I moaned into my hands. “We didn’t want him enough. God did this because we didn’t want him enough. He took him away.”
We went through the motions for the next two days, loving a baby we knew was no longer ours. I memorized his smell, and read to him, and covered him with kisses. Jill’s mother, Ellen, flew in, and went with us to social services, sat with us in the office as we said our goodbyes to Jeremy, and held on to us as we left empty-handed.
For several days, Jill and I didn’t talk. We circled each other in our grief. Ellen stayed with us, counseled us. And because I knew she was a devout, born-again Christian, I asked her why God had allowed this to happen to us. We sat on the couch in the loft, side by side. She said, “Well, honey, maybe this wasn’t about you at all. Maybe it was about Jeremy.” She pulled me toward her, leaned my head against her shoulder. “God knew that the two of you would provide him with a safe and loving place when he needed it most. Maybe it’s as simple as that.”
Ellen didn’t leave until it seemed we could stand on our own again.
Like many people dealing with grief, we decided we needed to get lost somewhere in order to regain our bearings. So we chose a place one hundred miles from any road and that could only be reached by plane. The Ultima Thule, a lodge in the middle of Wrangell-St. Elias facing three miles of the glacier-fed Chitina River in Alaska, possessed the resilience we needed, having been destroyed and rebuilt three times by fire and flood. The name “Ultima Thule” meant a land remote beyond reckoning, beyond the borders of the known world.

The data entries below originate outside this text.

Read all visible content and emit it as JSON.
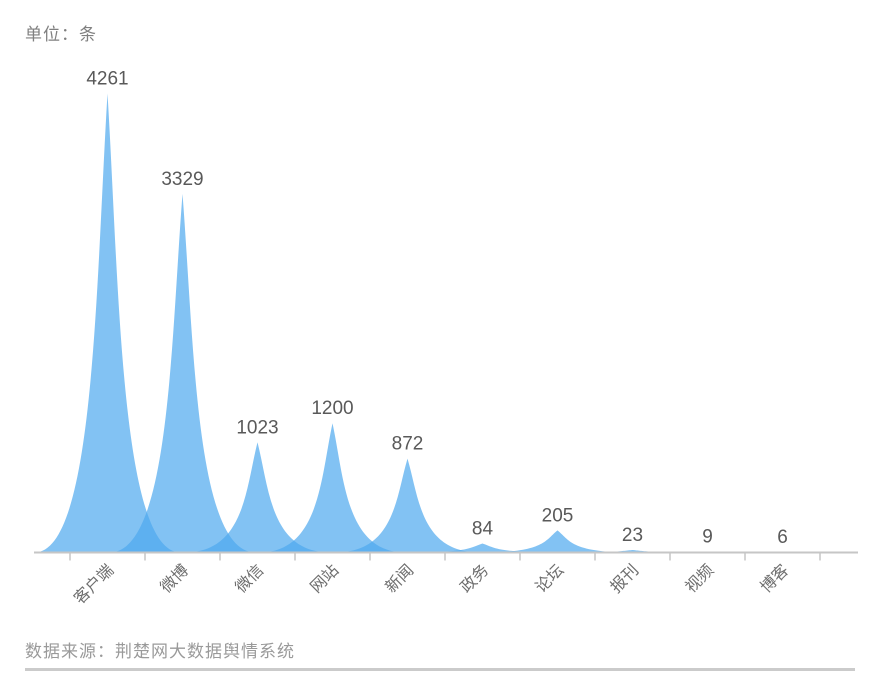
{
  "chart_data": {
    "type": "area",
    "variant": "peak-spike",
    "title": "",
    "unit_label": "单位：条",
    "source_label": "数据来源：荆楚网大数据舆情系统",
    "categories": [
      "客户端",
      "微博",
      "微信",
      "网站",
      "新闻",
      "政务",
      "论坛",
      "报刊",
      "视频",
      "博客"
    ],
    "values": [
      4261,
      3329,
      1023,
      1200,
      872,
      84,
      205,
      23,
      9,
      6
    ],
    "xlabel": "",
    "ylabel": "",
    "ylim": [
      0,
      4261
    ],
    "grid": false,
    "legend": null,
    "colors": {
      "peak_fill": "#4da8ee",
      "peak_opacity": 0.7,
      "axis_line": "#c6c6c6",
      "tick": "#c6c6c6",
      "value_label": "#595959",
      "category_label": "#6e6e6e",
      "unit_label": "#808080",
      "source_label": "#9a9a9a",
      "bottom_rule": "#cbcbcb"
    }
  }
}
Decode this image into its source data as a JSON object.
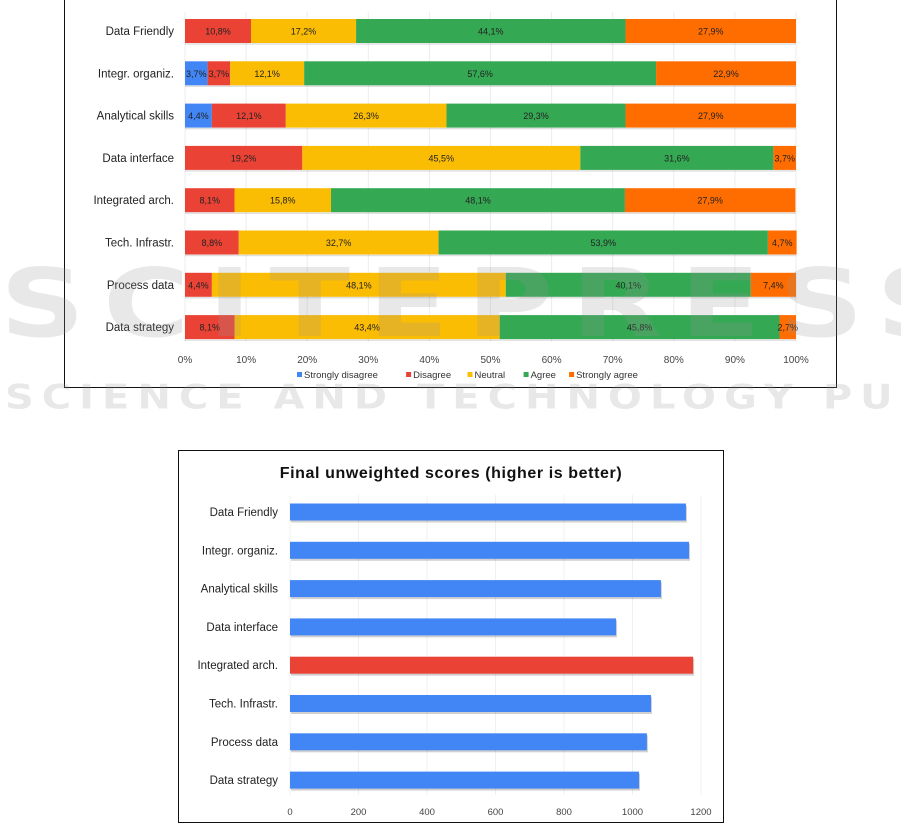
{
  "watermark": {
    "big": "SCITEPRESS",
    "small": "SCIENCE AND TECHNOLOGY PUBLICATIONS"
  },
  "chart_data": [
    {
      "type": "bar",
      "orientation": "horizontal",
      "stacked": "percent",
      "title": "",
      "xlabel": "",
      "ylabel": "",
      "xlim": [
        0,
        100
      ],
      "x_ticks": [
        "0%",
        "10%",
        "20%",
        "30%",
        "40%",
        "50%",
        "60%",
        "70%",
        "80%",
        "90%",
        "100%"
      ],
      "grid": true,
      "legend_position": "bottom",
      "categories": [
        "Data Friendly",
        "Integr. organiz.",
        "Analytical skills",
        "Data interface",
        "Integrated arch.",
        "Tech. Infrastr.",
        "Process data",
        "Data strategy"
      ],
      "series": [
        {
          "name": "Strongly disagree",
          "color": "#4285f4",
          "values": [
            0,
            3.7,
            4.4,
            0,
            0,
            0,
            0,
            0
          ],
          "labels": [
            "",
            "3,7%",
            "4,4%",
            "",
            "",
            "",
            "",
            ""
          ]
        },
        {
          "name": "Disagree",
          "color": "#ea4335",
          "values": [
            10.8,
            3.7,
            12.1,
            19.2,
            8.1,
            8.8,
            4.4,
            8.1
          ],
          "labels": [
            "10,8%",
            "3,7%",
            "12,1%",
            "19,2%",
            "8,1%",
            "8,8%",
            "4,4%",
            "8,1%"
          ]
        },
        {
          "name": "Neutral",
          "color": "#fbbc04",
          "values": [
            17.2,
            12.1,
            26.3,
            45.5,
            15.8,
            32.7,
            48.1,
            43.4
          ],
          "labels": [
            "17,2%",
            "12,1%",
            "26,3%",
            "45,5%",
            "15,8%",
            "32,7%",
            "48,1%",
            "43,4%"
          ]
        },
        {
          "name": "Agree",
          "color": "#34a853",
          "values": [
            44.1,
            57.6,
            29.3,
            31.6,
            48.1,
            53.9,
            40.1,
            45.8
          ],
          "labels": [
            "44,1%",
            "57,6%",
            "29,3%",
            "31,6%",
            "48,1%",
            "53,9%",
            "40,1%",
            "45,8%"
          ]
        },
        {
          "name": "Strongly agree",
          "color": "#ff6d01",
          "values": [
            27.9,
            22.9,
            27.9,
            3.7,
            27.9,
            4.7,
            7.4,
            2.7
          ],
          "labels": [
            "27,9%",
            "22,9%",
            "27,9%",
            "3,7%",
            "27,9%",
            "4,7%",
            "7,4%",
            "2,7%"
          ]
        }
      ]
    },
    {
      "type": "bar",
      "orientation": "horizontal",
      "title": "Final unweighted scores (higher is better)",
      "xlabel": "",
      "ylabel": "",
      "xlim": [
        0,
        1200
      ],
      "x_ticks": [
        "0",
        "200",
        "400",
        "600",
        "800",
        "1000",
        "1200"
      ],
      "grid": true,
      "legend_position": "none",
      "categories": [
        "Data Friendly",
        "Integr. organiz.",
        "Analytical skills",
        "Data interface",
        "Integrated arch.",
        "Tech. Infrastr.",
        "Process data",
        "Data strategy"
      ],
      "values": [
        1156,
        1165,
        1083,
        952,
        1177,
        1054,
        1042,
        1019
      ],
      "colors": [
        "#4285f4",
        "#4285f4",
        "#4285f4",
        "#4285f4",
        "#ea4335",
        "#4285f4",
        "#4285f4",
        "#4285f4"
      ],
      "highlight": "Integrated arch."
    }
  ]
}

One afternoon while Jill fished for sockeye salmon, I flew overhead in a bush plane the size of a confessional. Sitting in the lap of a guide named Too Tall, I asked the names of the peaks, anxious to make sense of them. “Those are orphaned peaks,” Too Tall told me. “Can’t land on them or climb them. No one’s ever set foot on them.”
We banked right and ascended higher. Three serrated peaks spread out across the horizon, cutting holes through a gauze of white clouds, obscuring their beginnings from me. I snapped away with my Nikon and leaned over Too Tall’s shoulder to ask him if those mountains had names. He nodded and pointed at each one in succession. He spoke three words and I repeated after him: “Connor. Bona. Jackson.”
Shortly after we returned from Alaska, Jill and I got the call for a thirteen-month-old little boy. We met the social workers for a presentation on the child who would be ours. They told us about the boy’s mom, Tara, and his father, Brian, the homeless kids who had given birth to him. They gave us his well-worn history. And when they were finished they showed us his photo and told us his given name: Connor Bona Jackson.